Gan Mingxin, Dou Xue, Jiang Rui
Dongling School of Economics and Management, University of Science and Technology Beijing, Beijing 100083, China.
ScientificWorldJournal. 2013;2013:793091. doi: 10.1155/2013/793091. Epub 2013 Feb 28.
Advances in high-throughput experimental techniques in the past decade have enabled the explosive increase of omics data, while effective organization, interpretation, and exchange of these data require standard and controlled vocabularies in the domain of biological and biomedical studies. Ontologies, as abstract description systems for domain-specific knowledge composition, hence receive more and more attention in computational biology and bioinformatics. Particularly, many applications relying on domain ontologies require quantitative measures of relationships between terms in the ontologies, making it indispensable to develop computational methods for the derivation of ontology-based semantic similarity between terms. Nevertheless, with a variety of methods available, how to choose a suitable method for a specific application becomes a problem. With this understanding, we review a majority of existing methods that rely on ontologies to calculate semantic similarity between terms. We classify existing methods into five categories: methods based on semantic distance, methods based on information content, methods based on properties of terms, methods based on ontology hierarchy, and hybrid methods. We summarize characteristics of each category, with emphasis on basic notions, advantages and disadvantages of these methods. Further, we extend our review to software tools implementing these methods and applications using these methods.

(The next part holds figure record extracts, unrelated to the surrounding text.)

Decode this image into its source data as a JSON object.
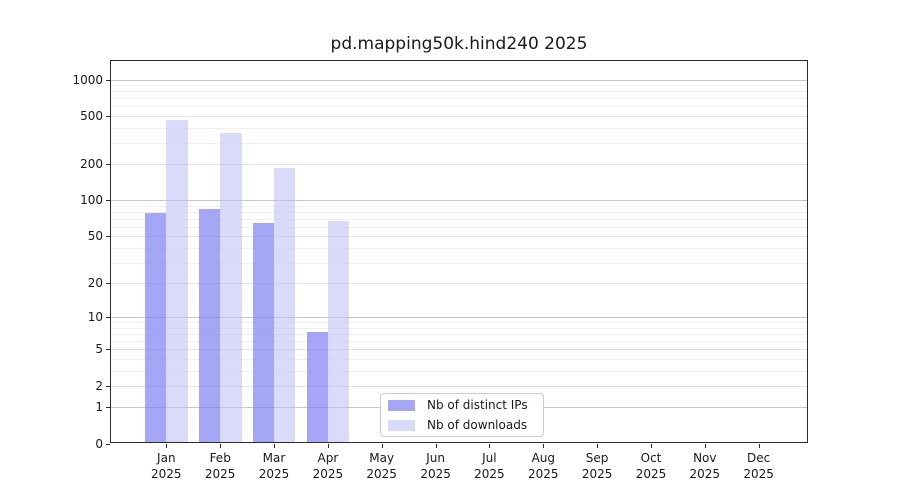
{
  "chart_data": {
    "type": "bar",
    "title": "pd.mapping50k.hind240 2025",
    "categories": [
      "Jan",
      "Feb",
      "Mar",
      "Apr",
      "May",
      "Jun",
      "Jul",
      "Aug",
      "Sep",
      "Oct",
      "Nov",
      "Dec"
    ],
    "x_tick_second_line": "2025",
    "series": [
      {
        "name": "Nb of distinct IPs",
        "color": "#8484f3",
        "alpha": 0.72,
        "values": [
          75,
          81,
          62,
          7,
          0,
          0,
          0,
          0,
          0,
          0,
          0,
          0
        ]
      },
      {
        "name": "Nb of downloads",
        "color": "#bbbbf7",
        "alpha": 0.55,
        "values": [
          445,
          345,
          180,
          65,
          0,
          0,
          0,
          0,
          0,
          0,
          0,
          0
        ]
      }
    ],
    "y_scale": "log10(1+value)",
    "y_ticks": [
      0,
      1,
      2,
      5,
      10,
      20,
      50,
      100,
      200,
      500,
      1000
    ],
    "y_major_gridlines": [
      1,
      10,
      100,
      1000
    ],
    "y_mid_gridlines": [
      2,
      5,
      20,
      50,
      200,
      500
    ],
    "y_minor_gridlines": [
      3,
      4,
      6,
      7,
      8,
      9,
      30,
      40,
      60,
      70,
      80,
      90,
      300,
      400,
      600,
      700,
      800,
      900
    ],
    "ylim": [
      0,
      1420
    ],
    "grid": true,
    "legend_position": "lower-center-inside",
    "colors": {
      "grid_major": "#c6c6c6",
      "grid_mid": "#e2e2e2",
      "grid_minor": "#efefef",
      "spine": "#2b2b2b",
      "text": "#1a1a1a",
      "background": "#ffffff"
    }
  }
}
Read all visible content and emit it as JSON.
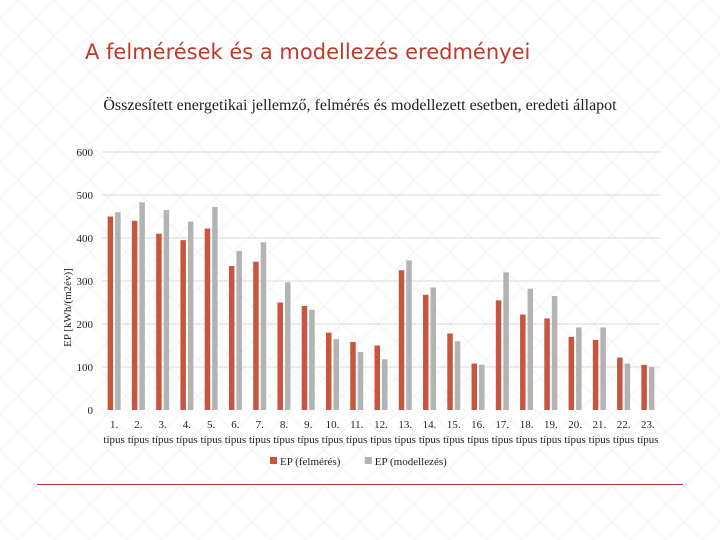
{
  "slide": {
    "title": "A felmérések és a modellezés eredményei",
    "accent_color": "#c0392b"
  },
  "chart_data": {
    "type": "bar",
    "title": "Összesített energetikai jellemző, felmérés és modellezett esetben, eredeti állapot",
    "xlabel": "",
    "ylabel": "EP [kWh/(m2év)]",
    "ylim": [
      0,
      600
    ],
    "yticks": [
      0,
      100,
      200,
      300,
      400,
      500,
      600
    ],
    "grid": true,
    "legend_position": "bottom",
    "categories": [
      "1.",
      "2.",
      "3.",
      "4.",
      "5.",
      "6.",
      "7.",
      "8.",
      "9.",
      "10.",
      "11.",
      "12.",
      "13.",
      "14.",
      "15.",
      "16.",
      "17.",
      "18.",
      "19.",
      "20.",
      "21.",
      "22.",
      "23."
    ],
    "category_suffixes": [
      "típus",
      "típus",
      "típus",
      "típus",
      "típus",
      "típus",
      "típus",
      "típus",
      "típus",
      "típus",
      "típus",
      "típus",
      "típus",
      "típus",
      "típus",
      "típus",
      "típus",
      "típus",
      "típus",
      "típus",
      "típus",
      "típus",
      "típus"
    ],
    "series": [
      {
        "name": "EP (felmérés)",
        "color": "#c8553d",
        "values": [
          450,
          440,
          410,
          395,
          422,
          335,
          345,
          250,
          242,
          180,
          158,
          150,
          325,
          268,
          178,
          108,
          255,
          222,
          213,
          170,
          163,
          122,
          105
        ]
      },
      {
        "name": "EP (modellezés)",
        "color": "#b3b3b3",
        "values": [
          460,
          483,
          465,
          438,
          472,
          370,
          390,
          297,
          233,
          165,
          135,
          118,
          348,
          285,
          160,
          105,
          320,
          282,
          265,
          192,
          192,
          108,
          100
        ]
      }
    ]
  }
}
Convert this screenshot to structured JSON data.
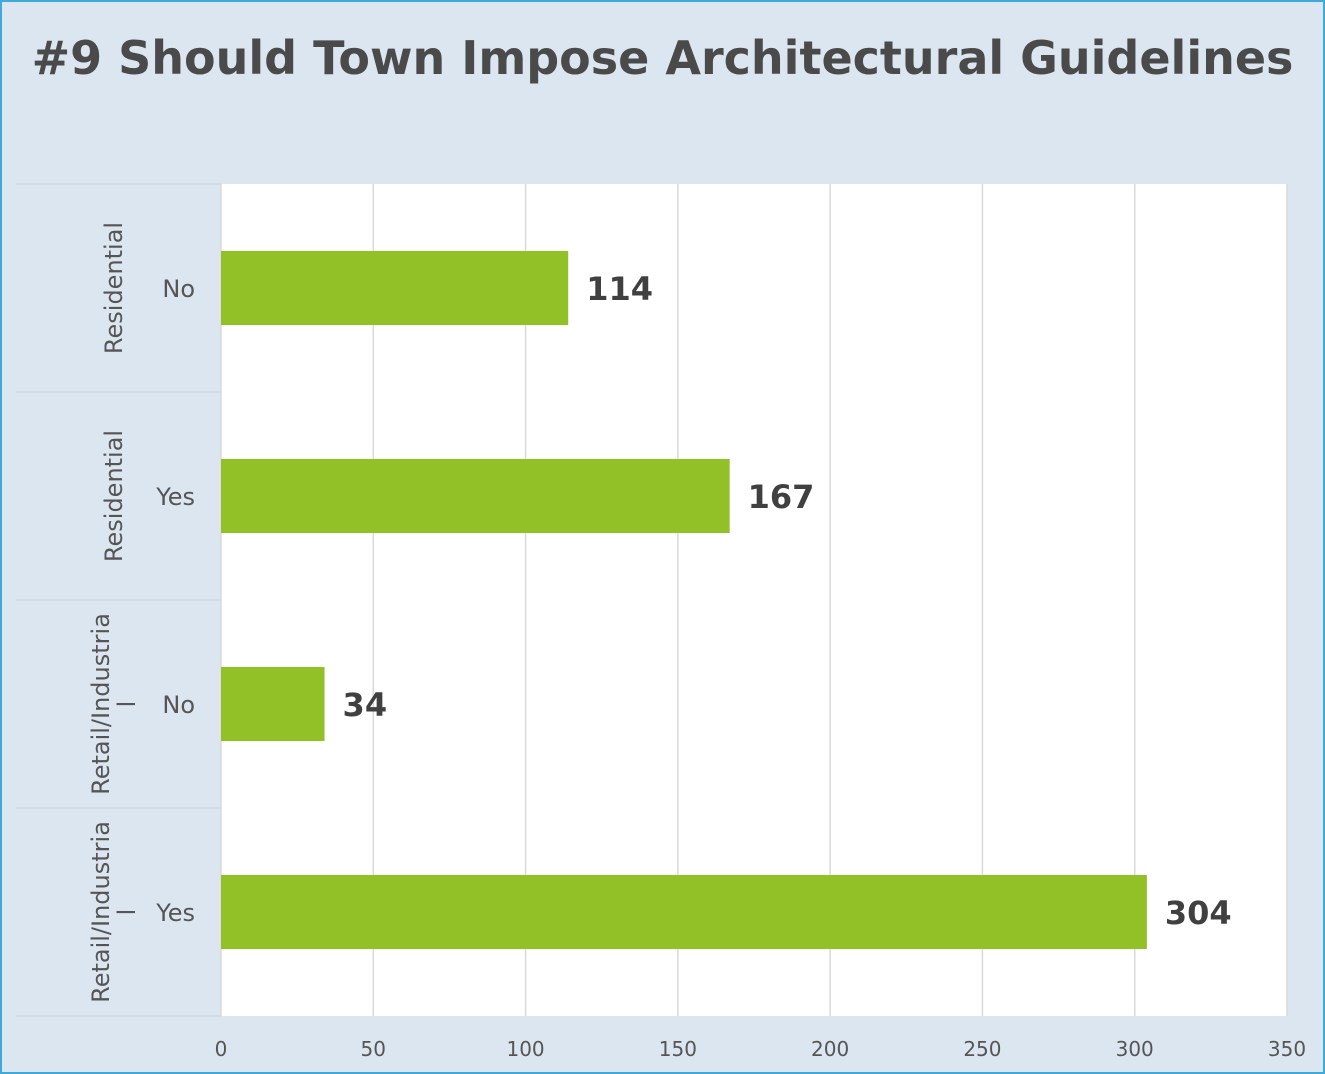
{
  "chart_data": {
    "type": "bar",
    "orientation": "horizontal",
    "title": "#9 Should Town Impose Architectural Guidelines",
    "categories": [
      {
        "group": "Residential",
        "label": "No"
      },
      {
        "group": "Residential",
        "label": "Yes"
      },
      {
        "group": "Retail/Industrial",
        "label": "No"
      },
      {
        "group": "Retail/Industrial",
        "label": "Yes"
      }
    ],
    "values": [
      114,
      167,
      34,
      304
    ],
    "data_labels": [
      "114",
      "167",
      "34",
      "304"
    ],
    "xlim": [
      0,
      350
    ],
    "x_ticks": [
      0,
      50,
      100,
      150,
      200,
      250,
      300,
      350
    ],
    "grid": true,
    "bar_color": "#92c027",
    "plot_background": "#ffffff",
    "chart_background": "#dce6f1",
    "border_color": "#3fa9dc",
    "group_label_lines": [
      [
        "Residential"
      ],
      [
        "Residential"
      ],
      [
        "Retail/Industria",
        "l"
      ],
      [
        "Retail/Industria",
        "l"
      ]
    ]
  }
}
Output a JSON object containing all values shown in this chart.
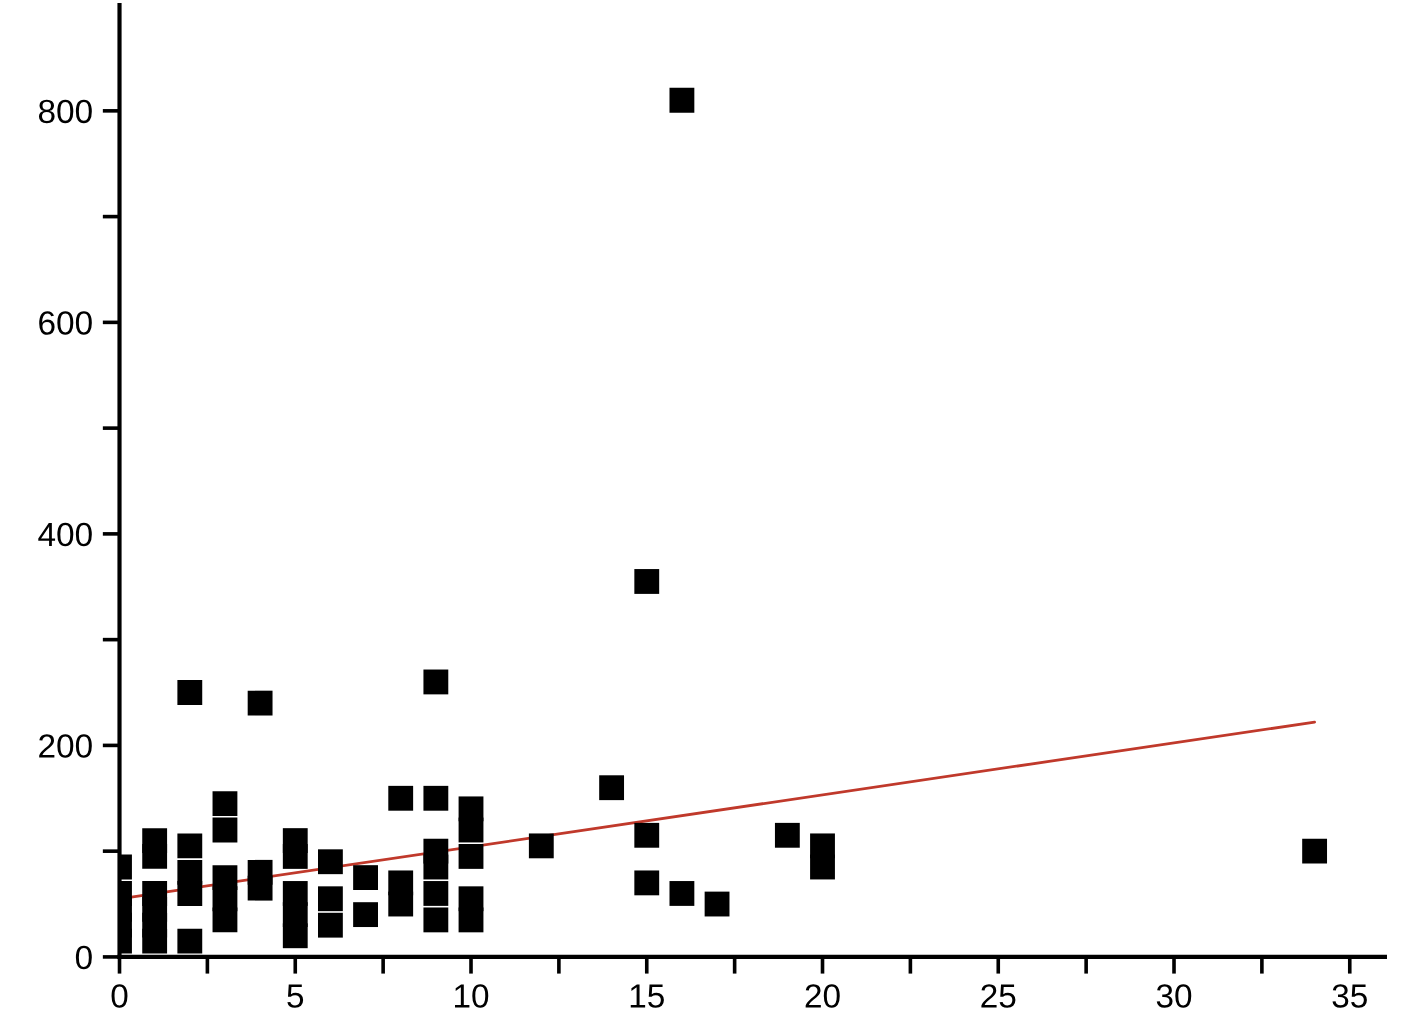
{
  "chart_data": {
    "type": "scatter",
    "xlim": [
      0,
      36
    ],
    "ylim": [
      0,
      900
    ],
    "xticks": [
      0,
      {
        "value": 2.5,
        "label": null
      },
      5,
      {
        "value": 7.5,
        "label": null
      },
      10,
      {
        "value": 12.5,
        "label": null
      },
      15,
      {
        "value": 17.5,
        "label": null
      },
      20,
      {
        "value": 22.5,
        "label": null
      },
      25,
      {
        "value": 27.5,
        "label": null
      },
      30,
      {
        "value": 32.5,
        "label": null
      },
      35
    ],
    "yticks": [
      0,
      {
        "value": 100,
        "label": null
      },
      200,
      {
        "value": 300,
        "label": null
      },
      400,
      {
        "value": 500,
        "label": null
      },
      600,
      {
        "value": 700,
        "label": null
      },
      800
    ],
    "grid": false,
    "marker": "square",
    "series": [
      {
        "color": "#000000",
        "x": [
          0,
          0,
          0,
          0,
          0,
          1,
          1,
          1,
          1,
          1,
          1,
          2,
          2,
          2,
          2,
          2,
          3,
          3,
          3,
          3,
          3,
          4,
          4,
          4,
          5,
          5,
          5,
          5,
          5,
          6,
          6,
          6,
          7,
          7,
          8,
          8,
          8,
          9,
          9,
          9,
          9,
          9,
          9,
          10,
          10,
          10,
          10,
          10,
          12,
          14,
          15,
          15,
          15,
          16,
          16,
          17,
          19,
          20,
          20,
          34
        ],
        "values": [
          85,
          60,
          45,
          30,
          15,
          110,
          95,
          60,
          45,
          30,
          15,
          250,
          105,
          80,
          60,
          15,
          145,
          120,
          75,
          55,
          35,
          240,
          80,
          65,
          110,
          95,
          60,
          40,
          20,
          90,
          55,
          30,
          75,
          40,
          150,
          70,
          50,
          260,
          150,
          100,
          85,
          60,
          35,
          140,
          120,
          95,
          55,
          35,
          105,
          160,
          355,
          115,
          70,
          810,
          60,
          50,
          115,
          105,
          85,
          100
        ]
      },
      {
        "type": "line",
        "color": "#c0392b",
        "marker": "none",
        "x": [
          0,
          34
        ],
        "values": [
          55,
          222
        ]
      }
    ]
  }
}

在过去十年中,高通量实验技术的进步使得组学数据呈爆发式增长,而有效组织、解读和交换这些数据需要生物和生物医学研究领域的标准和受控词汇表。本体作为特定领域知识构成的抽象描述系统,因此在计算生物学和生物信息学中受到越来越多的关注。特别是,许多依赖领域本体的应用需要对本体中术语之间的关系进行定量测量,这使得开发用于推导基于本体的术语语义相似度的计算方法变得不可或缺。然而,由于有多种方法可供选择,如何为特定应用选择合适的方法就成了一个问题。基于这种认识,我们回顾了大多数现有的依赖本体来计算术语之间语义相似度的方法。我们将现有方法分为五类:基于语义距离的方法、基于信息内容的方法、基于术语属性的方法、基于本体层次结构的方法和混合方法。我们总结了每一类方法的特点,重点介绍了这些方法的基本概念、优缺点。此外,我们将综述扩展到实现这些方法的软件工具以及使用这些方法的应用。